As Mr Erdogan rested outside the public spotlight, speculation about a future change in the AKP leadership intensified.

Muharrem Ince, a deputy leader of the opposition Republican People's Party (CHP), said high-ranking AKP politicians were exploiting Mr Erdogan's absence for their own political ambitions.

"They make use of the prime minister's illness and have started a leadership race," Mr Ince said on Monday.

Mr Ince mentioned Bulent Arinc, a deputy prime minister and the government's spokesman, as well as Abdullah Gul, the current president and a former AKP prime minister. News reports have said Mr Arinc was hoping to replace Mr Erdogan, in the coming years. Mr Erdogan, who has said he will not run again as a parliamentary deputy at the next elections in 2015, is widely expected to launch a bid for the presidency when Mr Gul's term ends in 2014. Mr Gul is reportedly considering a comeback as prime minister.
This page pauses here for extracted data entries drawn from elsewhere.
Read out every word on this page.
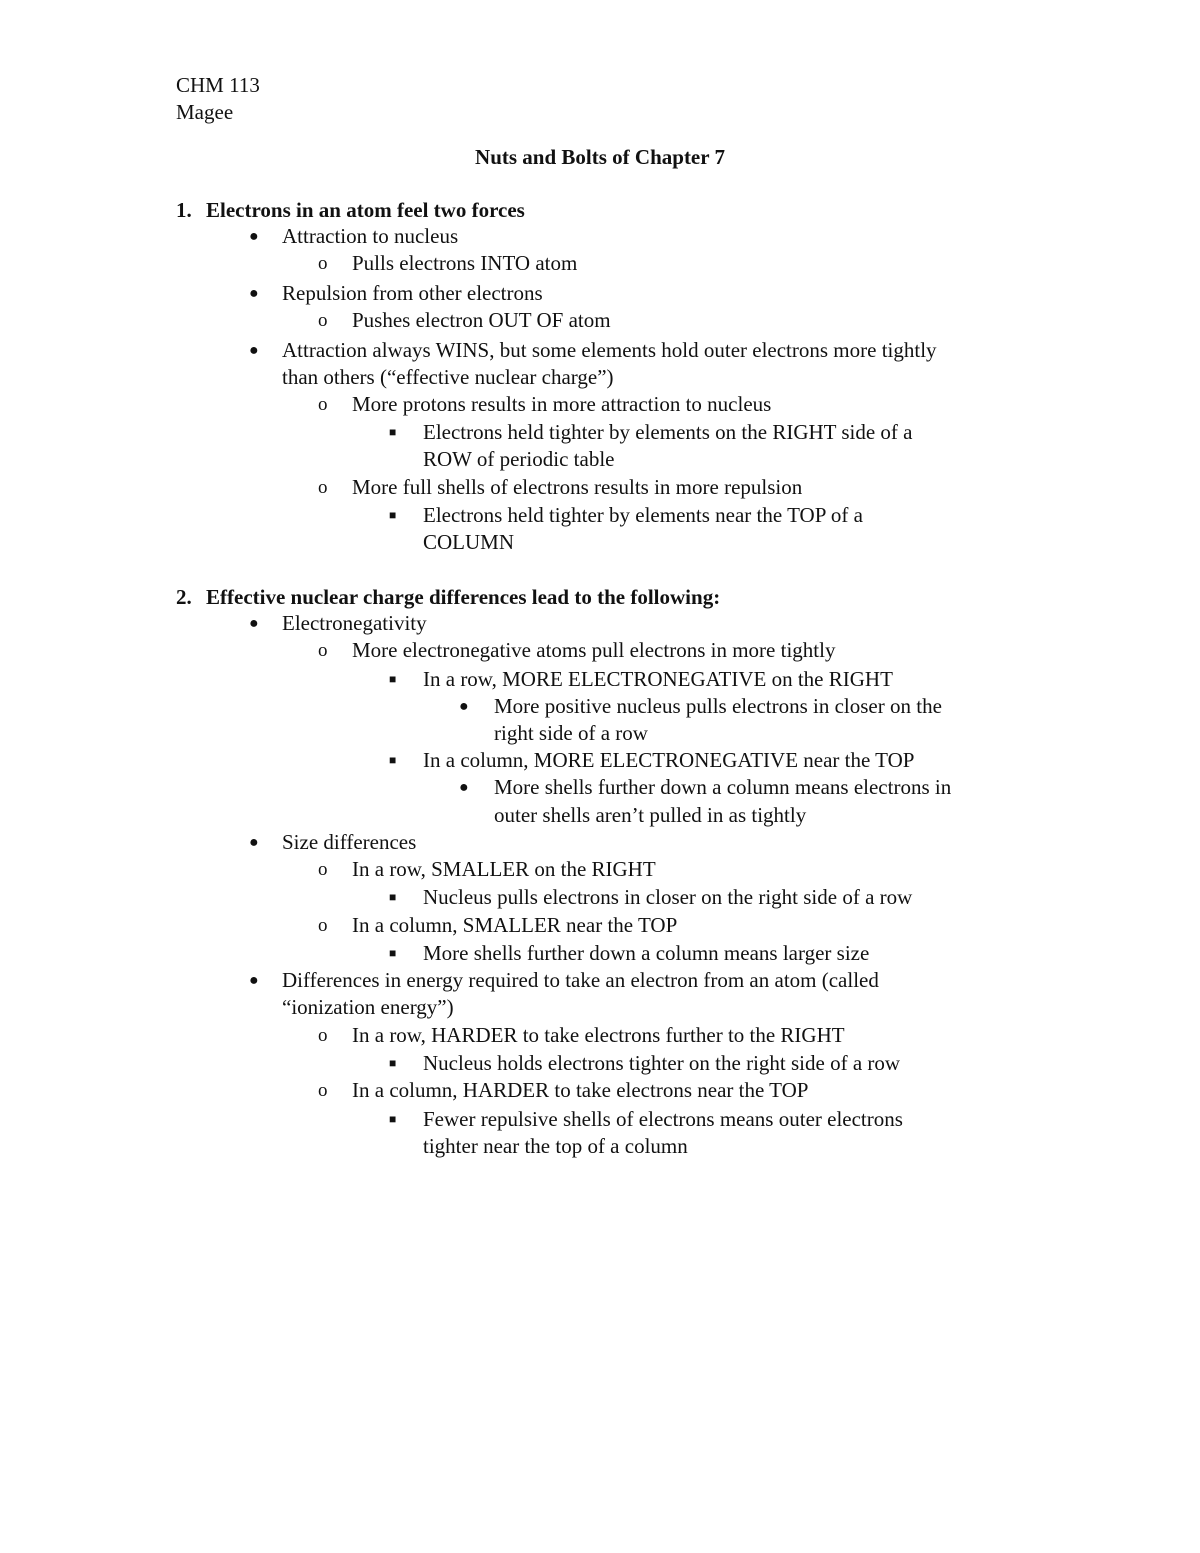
CHM 113
Magee
Nuts and Bolts of Chapter 7
1. Electrons in an atom feel two forces
● Attraction to nucleus
o Pulls electrons INTO atom
● Repulsion from other electrons
o Pushes electron OUT OF atom
● Attraction always WINS, but some elements hold outer electrons more tightly
than others (“effective nuclear charge”)
o More protons results in more attraction to nucleus
■ Electrons held tighter by elements on the RIGHT side of a
ROW of periodic table
o More full shells of electrons results in more repulsion
■ Electrons held tighter by elements near the TOP of a
COLUMN
2. Effective nuclear charge differences lead to the following:
● Electronegativity
o More electronegative atoms pull electrons in more tightly
■ In a row, MORE ELECTRONEGATIVE on the RIGHT
● More positive nucleus pulls electrons in closer on the
right side of a row
■ In a column, MORE ELECTRONEGATIVE near the TOP
● More shells further down a column means electrons in
outer shells aren’t pulled in as tightly
● Size differences
o In a row, SMALLER on the RIGHT
■ Nucleus pulls electrons in closer on the right side of a row
o In a column, SMALLER near the TOP
■ More shells further down a column means larger size
● Differences in energy required to take an electron from an atom (called
“ionization energy”)
o In a row, HARDER to take electrons further to the RIGHT
■ Nucleus holds electrons tighter on the right side of a row
o In a column, HARDER to take electrons near the TOP
■ Fewer repulsive shells of electrons means outer electrons
tighter near the top of a column
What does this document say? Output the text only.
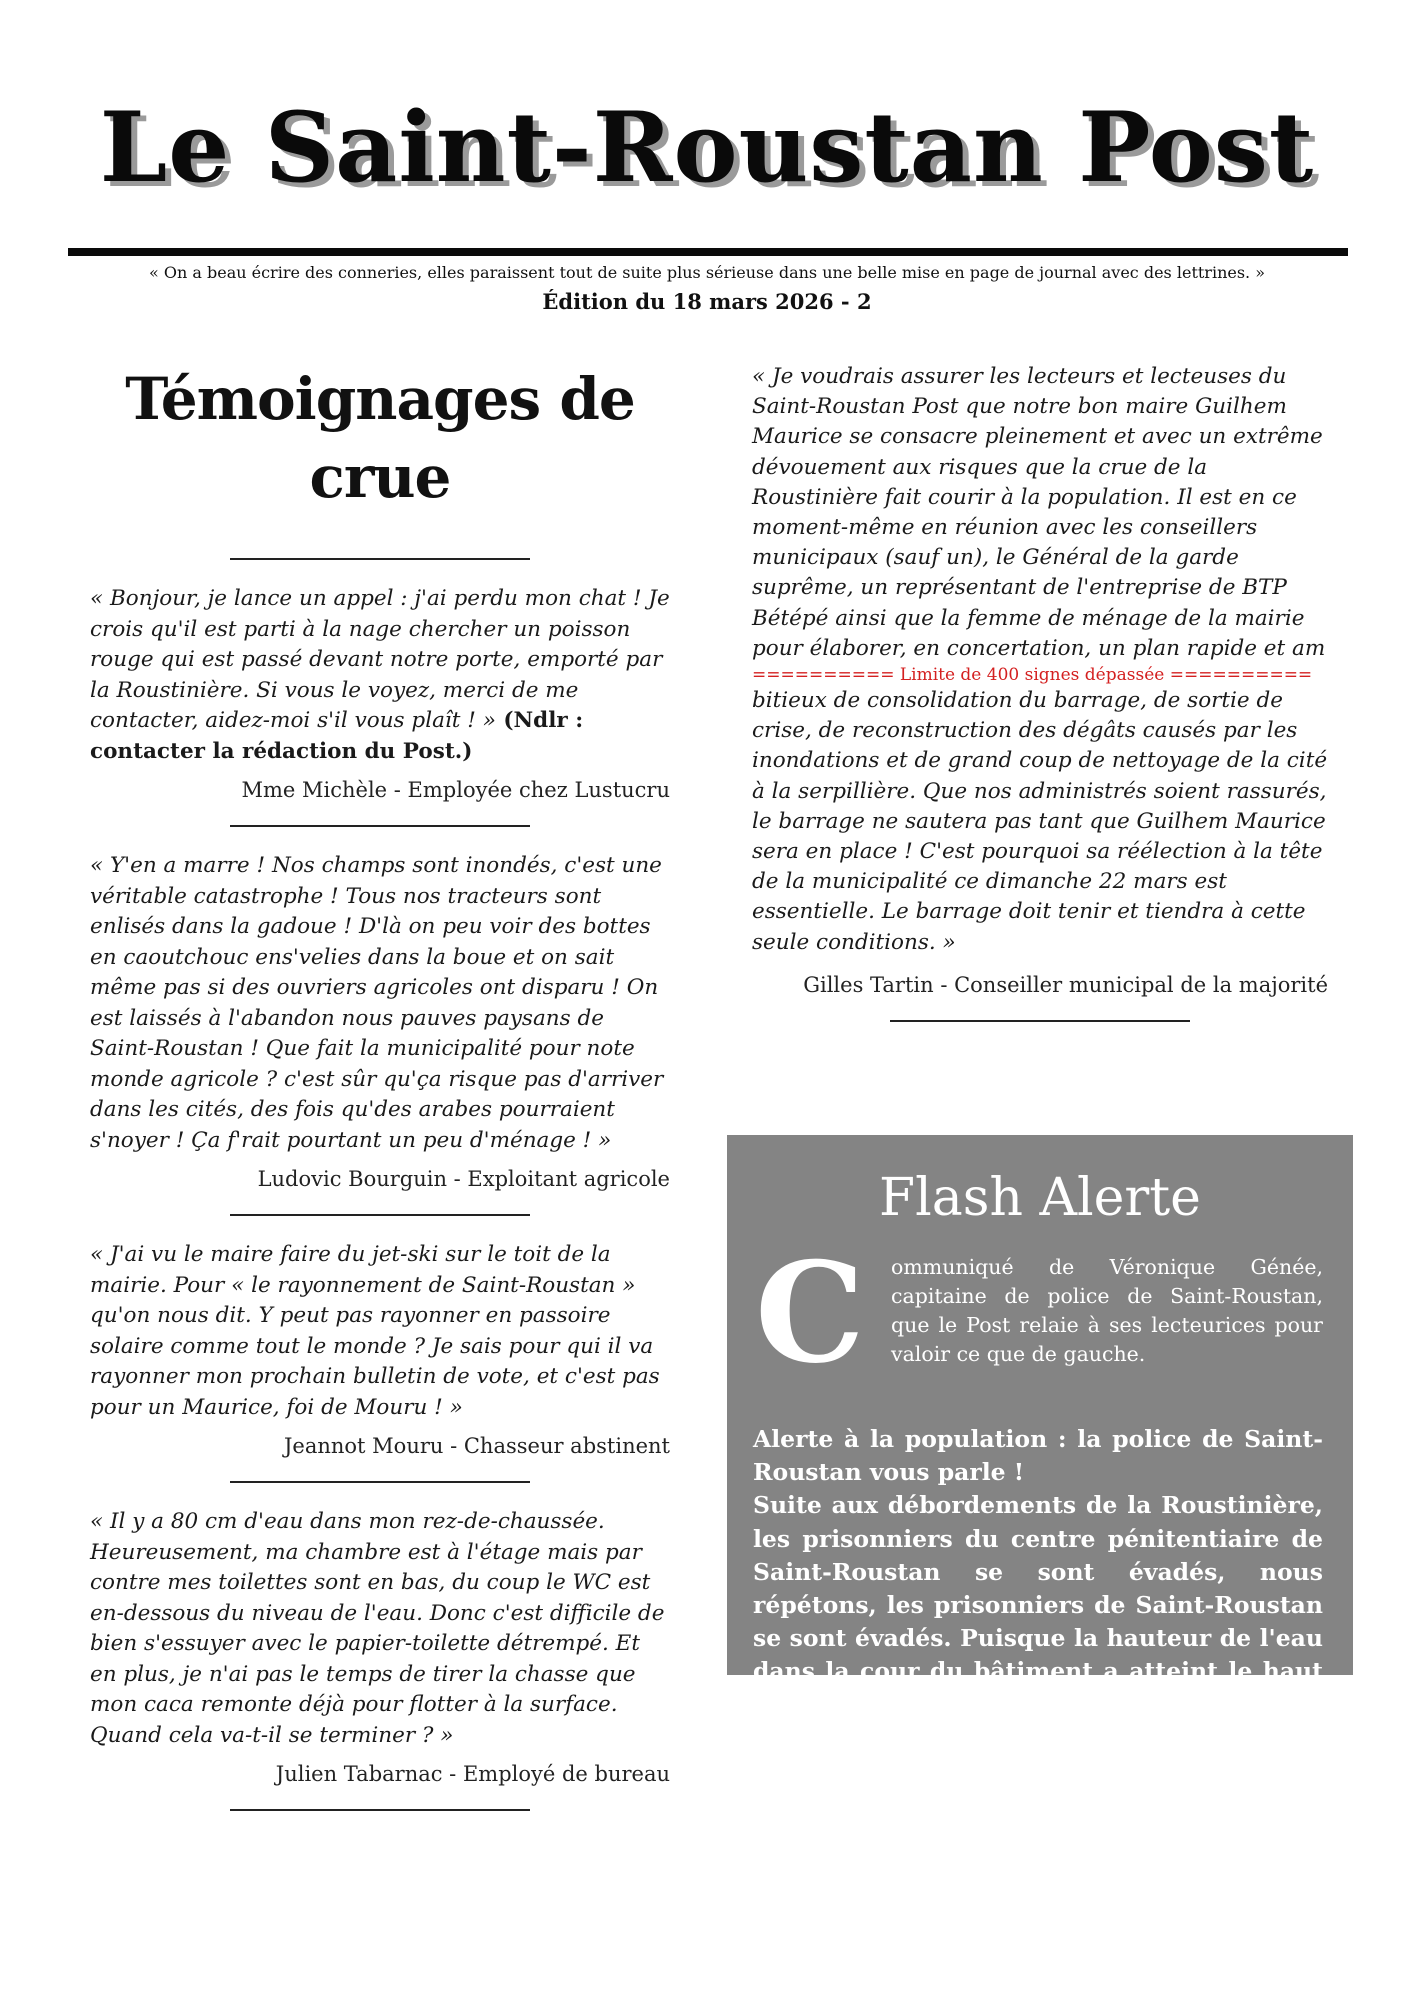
Le Saint-Roustan Post
« On a beau écrire des conneries, elles paraissent tout de suite plus sérieuse dans une belle mise en page de journal avec des lettrines. »
Édition du 18 mars 2026 - 2
Témoignages de crue

« Bonjour, je lance un appel : j'ai perdu mon chat ! Je crois qu'il est parti à la nage chercher un poisson rouge qui est passé devant notre porte, emporté par la Roustinière. Si vous le voyez, merci de me contacter, aidez-moi s'il vous plaît ! » (Ndlr : contacter la rédaction du Post.)

Mme Michèle - Employée chez Lustucru

« Y'en a marre ! Nos champs sont inondés, c'est une véritable catastrophe ! Tous nos tracteurs sont enlisés dans la gadoue ! D'là on peu voir des bottes en caoutchouc ens'velies dans la boue et on sait même pas si des ouvriers agricoles ont disparu ! On est laissés à l'abandon nous pauves paysans de Saint-Roustan ! Que fait la municipalité pour note monde agricole ? c'est sûr qu'ça risque pas d'arriver dans les cités, des fois qu'des arabes pourraient s'noyer ! Ça f'rait pourtant un peu d'ménage ! »

Ludovic Bourguin - Exploitant agricole

« J'ai vu le maire faire du jet-ski sur le toit de la mairie. Pour « le rayonnement de Saint-Roustan » qu'on nous dit. Y peut pas rayonner en passoire solaire comme tout le monde ? Je sais pour qui il va rayonner mon prochain bulletin de vote, et c'est pas pour un Maurice, foi de Mouru ! »

Jeannot Mouru - Chasseur abstinent

« Il y a 80 cm d'eau dans mon rez-de-chaussée. Heureusement, ma chambre est à l'étage mais par contre mes toilettes sont en bas, du coup le WC est en-dessous du niveau de l'eau. Donc c'est difficile de bien s'essuyer avec le papier-toilette détrempé. Et en plus, je n'ai pas le temps de tirer la chasse que mon caca remonte déjà pour flotter à la surface. Quand cela va-t-il se terminer ? »

Julien Tabarnac - Employé de bureau

« Je voudrais assurer les lecteurs et lecteuses du Saint-Roustan Post que notre bon maire Guilhem Maurice se consacre pleinement et avec un extrême dévouement aux risques que la crue de la Roustinière fait courir à la population. Il est en ce moment-même en réunion avec les conseillers municipaux (sauf un), le Général de la garde suprême, un représentant de l'entreprise de BTP Bétépé ainsi que la femme de ménage de la mairie pour élaborer, en concertation, un plan rapide et am

========== Limite de 400 signes dépassée ==========

bitieux de consolidation du barrage, de sortie de crise, de reconstruction des dégâts causés par les inondations et de grand coup de nettoyage de la cité à la serpillière. Que nos administrés soient rassurés, le barrage ne sautera pas tant que Guilhem Maurice sera en place ! C'est pourquoi sa réélection à la tête de la municipalité ce dimanche 22 mars est essentielle. Le barrage doit tenir et tiendra à cette seule conditions. »

Gilles Tartin - Conseiller municipal de la majorité
Flash Alerte
C ommuniqué de Véronique Génée, capitaine de police de Saint-Roustan, que le Post relaie à ses lecteurices pour valoir ce que de gauche.

Alerte à la population : la police de Saint-Roustan vous parle !

Suite aux débordements de la Roustinière, les prisonniers du centre pénitentiaire de Saint-Roustan se sont évadés, nous répétons, les prisonniers de Saint-Roustan se sont évadés. Puisque la hauteur de l'eau dans la cour du bâtiment a atteint le haut de l'enceinte, ils n'ont eu qu'à nager vers l'extérieur. Attention, certains d'entre eux sont armés de fourchettes à escargots, restez toutes et tous très prudents !
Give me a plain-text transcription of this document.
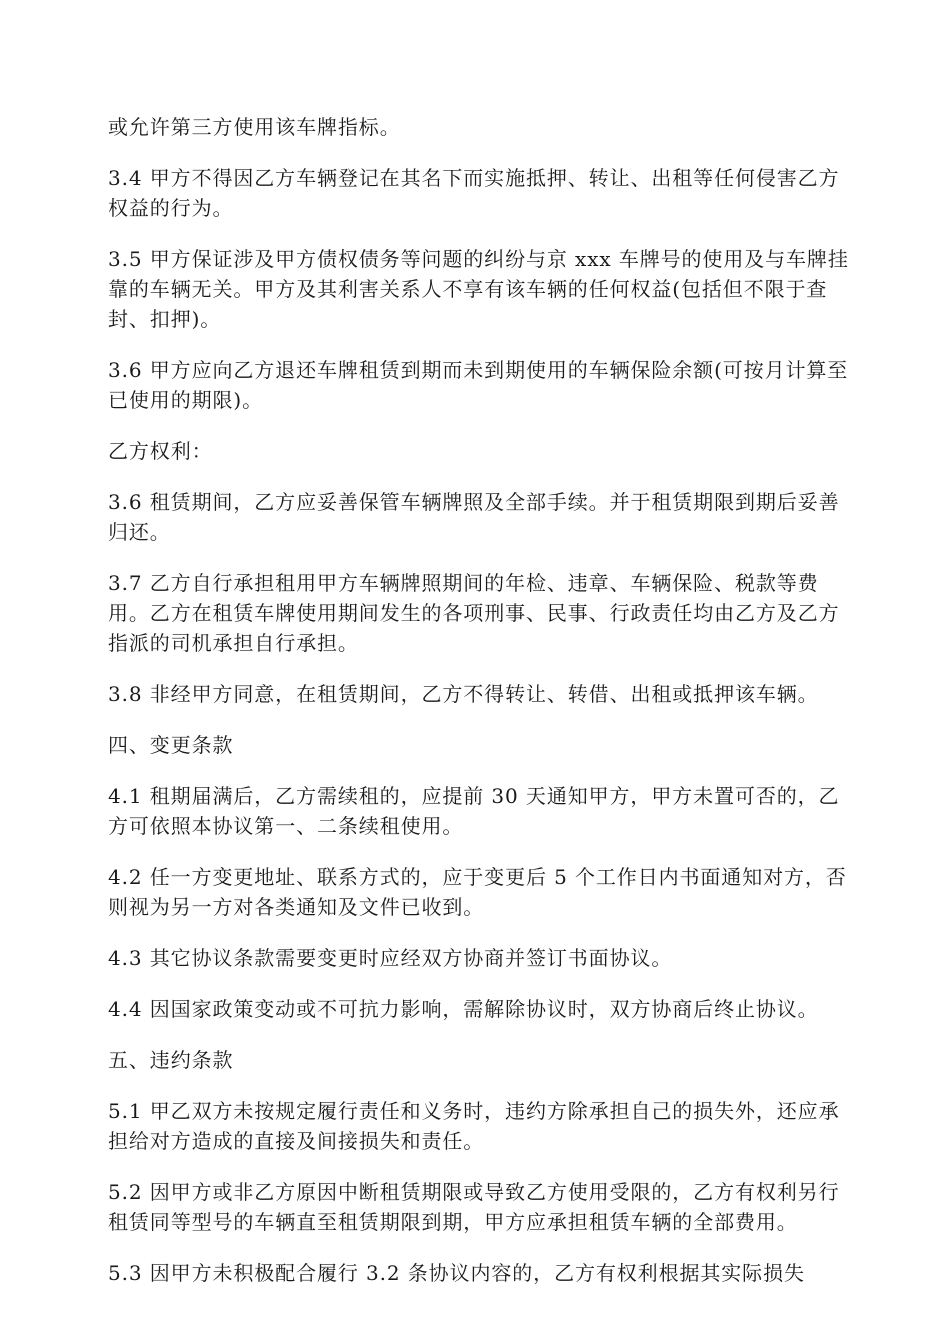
或允许第三方使用该车牌指标。

3.4 甲方不得因乙方车辆登记在其名下而实施抵押、转让、出租等任何侵害乙方权益的行为。

3.5 甲方保证涉及甲方债权债务等问题的纠纷与京 xxx 车牌号的使用及与车牌挂靠的车辆无关。甲方及其利害关系人不享有该车辆的任何权益(包括但不限于查封、扣押)。

3.6 甲方应向乙方退还车牌租赁到期而未到期使用的车辆保险余额(可按月计算至已使用的期限)。

乙方权利：

3.6 租赁期间，乙方应妥善保管车辆牌照及全部手续。并于租赁期限到期后妥善归还。

3.7 乙方自行承担租用甲方车辆牌照期间的年检、违章、车辆保险、税款等费用。乙方在租赁车牌使用期间发生的各项刑事、民事、行政责任均由乙方及乙方指派的司机承担自行承担。

3.8 非经甲方同意，在租赁期间，乙方不得转让、转借、出租或抵押该车辆。

四、变更条款

4.1 租期届满后，乙方需续租的，应提前 30 天通知甲方，甲方未置可否的，乙方可依照本协议第一、二条续租使用。

4.2 任一方变更地址、联系方式的，应于变更后 5 个工作日内书面通知对方，否则视为另一方对各类通知及文件已收到。

4.3 其它协议条款需要变更时应经双方协商并签订书面协议。

4.4 因国家政策变动或不可抗力影响，需解除协议时，双方协商后终止协议。

五、违约条款

5.1 甲乙双方未按规定履行责任和义务时，违约方除承担自己的损失外，还应承担给对方造成的直接及间接损失和责任。

5.2 因甲方或非乙方原因中断租赁期限或导致乙方使用受限的，乙方有权利另行租赁同等型号的车辆直至租赁期限到期，甲方应承担租赁车辆的全部费用。

5.3 因甲方未积极配合履行 3.2 条协议内容的，乙方有权利根据其实际损失
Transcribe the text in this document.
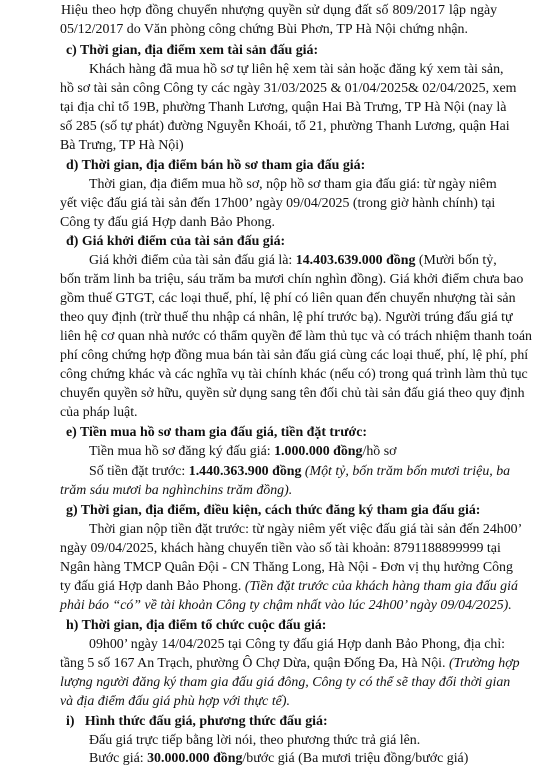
Hiệu theo hợp đồng chuyển nhượng quyền sử dụng đất số 809/2017 lập ngày
05/12/2017 do Văn phòng công chứng Bùi Phơn, TP Hà Nội chứng nhận.
c) Thời gian, địa điểm xem tài sản đấu giá:
Khách hàng đã mua hồ sơ tự liên hệ xem tài sản hoặc đăng ký xem tài sản,
hồ sơ tài sản công Công ty các ngày 31/03/2025 & 01/04/2025& 02/04/2025, xem
tại địa chỉ tổ 19B, phường Thanh Lương, quận Hai Bà Trưng, TP Hà Nội (nay là
số 285 (số tự phát) đường Nguyễn Khoái, tổ 21, phường Thanh Lương, quận Hai
Bà Trưng, TP Hà Nội)
d) Thời gian, địa điểm bán hồ sơ tham gia đấu giá:
Thời gian, địa điểm mua hồ sơ, nộp hồ sơ tham gia đấu giá: từ ngày niêm
yết việc đấu giá tài sản đến 17h00’ ngày 09/04/2025 (trong giờ hành chính) tại
Công ty đấu giá Hợp danh Bảo Phong.
đ) Giá khởi điểm của tài sản đấu giá:
Giá khởi điểm của tài sản đấu giá là: 14.403.639.000 đồng (Mười bốn tỷ,
bốn trăm linh ba triệu, sáu trăm ba mươi chín nghìn đồng). Giá khởi điểm chưa bao
gồm thuế GTGT, các loại thuế, phí, lệ phí có liên quan đến chuyển nhượng tài sản
theo quy định (trừ thuế thu nhập cá nhân, lệ phí trước bạ). Người trúng đấu giá tự
liên hệ cơ quan nhà nước có thẩm quyền để làm thủ tục và có trách nhiệm thanh toán
phí công chứng hợp đồng mua bán tài sản đấu giá cùng các loại thuế, phí, lệ phí, phí
công chứng khác và các nghĩa vụ tài chính khác (nếu có) trong quá trình làm thủ tục
chuyển quyền sở hữu, quyền sử dụng sang tên đối chủ tài sản đấu giá theo quy định
của pháp luật.
e) Tiền mua hồ sơ tham gia đấu giá, tiền đặt trước:
Tiền mua hồ sơ đăng ký đấu giá: 1.000.000 đồng/hồ sơ
Số tiền đặt trước: 1.440.363.900 đồng (Một tỷ, bốn trăm bốn mươi triệu, ba
trăm sáu mươi ba nghìnchins trăm đồng).
g) Thời gian, địa điểm, điều kiện, cách thức đăng ký tham gia đấu giá:
Thời gian nộp tiền đặt trước: từ ngày niêm yết việc đấu giá tài sản đến 24h00’
ngày 09/04/2025, khách hàng chuyển tiền vào số tài khoản: 8791188899999 tại
Ngân hàng TMCP Quân Đội - CN Thăng Long, Hà Nội - Đơn vị thụ hưởng Công
ty đấu giá Hợp danh Bảo Phong. (Tiền đặt trước của khách hàng tham gia đấu giá
phải báo “có” về tài khoản Công ty chậm nhất vào lúc 24h00’ ngày 09/04/2025).
h) Thời gian, địa điểm tổ chức cuộc đấu giá:
09h00’ ngày 14/04/2025 tại Công ty đấu giá Hợp danh Bảo Phong, địa chỉ:
tầng 5 số 167 An Trạch, phường Ô Chợ Dừa, quận Đống Đa, Hà Nội. (Trường hợp
lượng người đăng ký tham gia đấu giá đông, Công ty có thể sẽ thay đổi thời gian
và địa điểm đấu giá phù hợp với thực tế).
i)   Hình thức đấu giá, phương thức đấu giá:
Đấu giá trực tiếp bằng lời nói, theo phương thức trả giá lên.
Bước giá: 30.000.000 đồng/bước giá (Ba mươi triệu đồng/bước giá)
The Milliyet daily this week quoted an unnamed aide to the prime minister as saying that the party had already agreed on how to keep the AKP in power and how to reassign top posts in the coming years.

According to the alleged scenario, Mr Gul is to step down as president when his term ends in 2014, and Mr Erdogan will be a candidate in the presidential election that year. Mr Arinc would become caretaker prime minister until parliamentary elections in 2015, when Mr Gul, who is almost as popular as Mr Erdogan, could again run as a deputy and take over the prime ministry from Mr Arinc if the AKP wins.

There was no comment from the AKP or the government on the Milliyet report.

Murat Yetkin, a columnist for the Radikal, compared the alleged scenario to the planned leadership shuffle between Vladimir Putin, the Russian prime minister, and Dmitry Medvedev, the president.